Il me semble me souvenir qu'en 1996 (peut-être en 1998), un numéro du magazine Elektor était paru avec, en 1ère de couverture, un CD-ROM offert intitulé « Panorama of CAD Programs ». Il contenait près de 20 programmes de DAO électronique dans différentes versions (gratuite, étudiant, évaluation, démo). Le contenu de ce CD-ROM - quelques centaines de mégaoctets - avait été minutieusement compilé par Guy Raedersdorf, notre rédacteur en chef pour l’édition française, qui avait consacré plus d'un an à convaincre les éditeurs de ces logiciels de participer à cette promotion et de fournir le fichier zip correspondant. C’est lui, si j’ai bonne mémoire, qui a, le premier, déniché un produit baptisé KiCad, probablement d’origine française ou suisse.

Depuis son apparition en 1992, KiCad s'est affirmé comme résolument open source, gratuit et sans aucune limitation, et c’est sans aucun doute l'un de ses atouts essentiels. Depuis des décennies, le logiciel est associé aux communautés d’amateurs passionnés d’électroniques. Mais plus récemment, avec la version 5 et une version 6 en préparation, le potentiel professionnel du logiciel a été également reconnu. De ce fait, le CERN, la Fondation Raspberry Pi, Arduino LLC et Digi-Key sont aujourd'hui de fidèles supporters de KiCad.
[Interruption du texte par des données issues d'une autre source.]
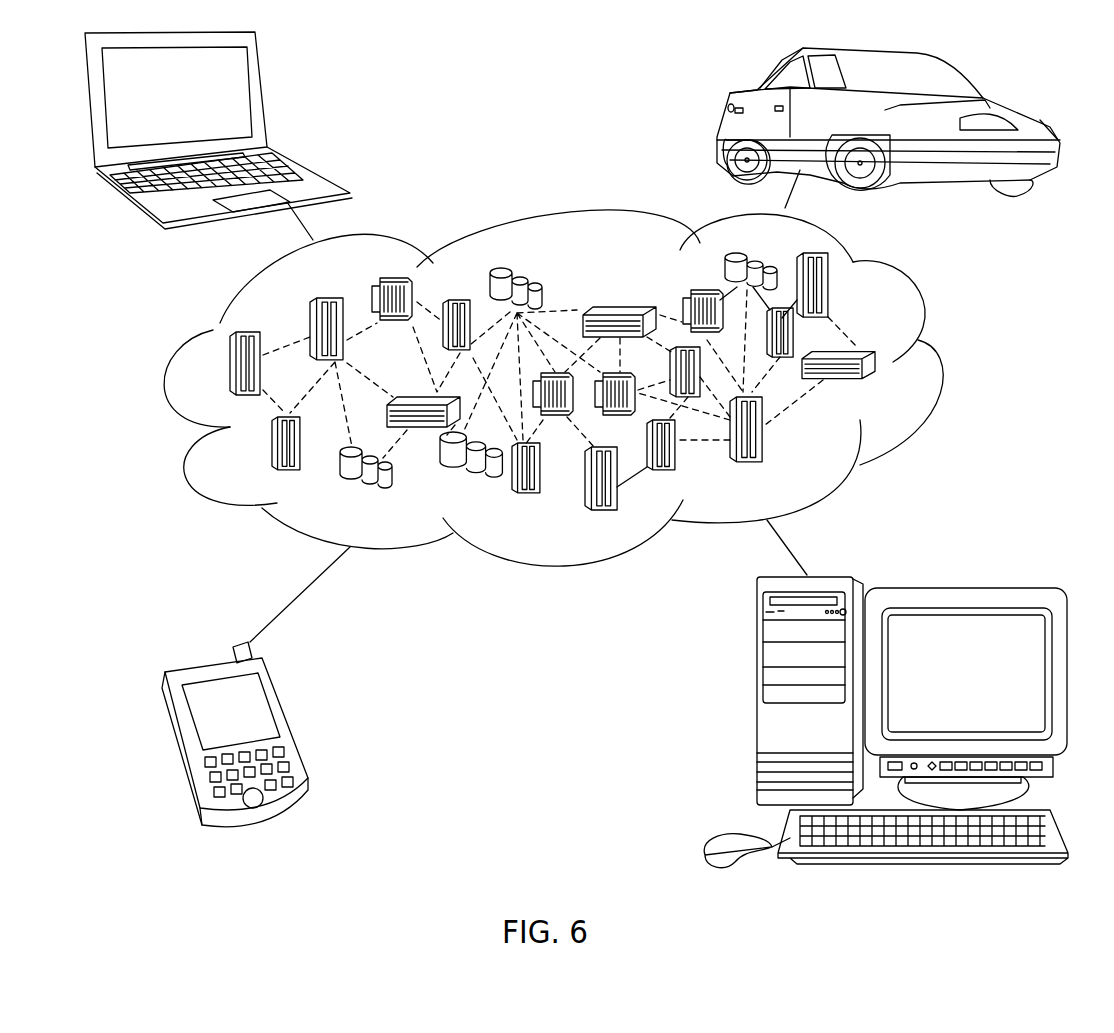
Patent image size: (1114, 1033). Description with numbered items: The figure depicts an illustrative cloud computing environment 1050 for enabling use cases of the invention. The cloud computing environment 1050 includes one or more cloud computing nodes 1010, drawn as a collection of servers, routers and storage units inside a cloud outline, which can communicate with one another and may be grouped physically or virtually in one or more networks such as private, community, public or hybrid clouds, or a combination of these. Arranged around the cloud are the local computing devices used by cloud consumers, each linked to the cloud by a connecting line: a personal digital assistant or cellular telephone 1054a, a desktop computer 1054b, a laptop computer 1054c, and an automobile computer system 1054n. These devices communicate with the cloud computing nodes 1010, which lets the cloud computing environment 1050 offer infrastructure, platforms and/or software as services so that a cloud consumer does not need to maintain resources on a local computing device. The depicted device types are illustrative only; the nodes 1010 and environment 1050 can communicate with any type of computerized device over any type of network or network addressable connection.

The cloud computing environment 1050 is at (927, 305).
The cloud computing nodes 1010 is at (892, 385).
The personal digital assistant or cellular telephone 1054a is at (287, 717).
The desktop computer 1054b is at (757, 705).
The laptop computer 1054c is at (263, 88).
The automobile computer system 1054n is at (727, 97).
À propos de supporters, je ne me lasse pas de m’étonner de la ferveur avec laquelle les ingénieurs électroniciens, y compris chez nous ceux d'Elektor Labs, discutent de leur programme de conception de circuits électroniques préféré ou, au contraire, détesté. Vous retrouvez les mêmes débats que pour le foot ou les voitures, sauf qu'ici vous entendrez davantage parler d’Altium, Eagle, OrCAD, PADs, Fritzing ou Mentor PCB. À ce titre, KiCad est plutôt un nouveau venu mais moyennement apprécié à une période, probablement du fait d'un gestionnaire de bibliothèques peu pratique dont vous avez certainement entendu parler. Mais tout cela est de l'histoire ancienne. Aujourd'hui, certains fabricants de cartes à circuit imprimé (PCB) acceptent un fichier KiCad pour fabriquer votre carte et vous la renvoyer par courrier. Oui, cela vous épargne le format Gerber, côté client. La question de savoir si KiCad (v. 5) concerne les professionnels ou non trouvera sa réponse lorsque vous aurez réalisé les projets décrits dans l'ouvrage du Dr Peter Dalmaris.

Méthodique

L'auteur applique des méthodes pédagogiques d'un certain intérêt pour améliorer le plus possible la courbe d'apprentissage de KiCad mais sans perdre le lecteur-apprenant en route. Une partie de l'approche consiste à introduire les méthodes de travail et les outils de manière intuitive et progressive au début du livre, en reléguant la présentation plus formelle, approfondie et détailllée jusqu'au dernier moment.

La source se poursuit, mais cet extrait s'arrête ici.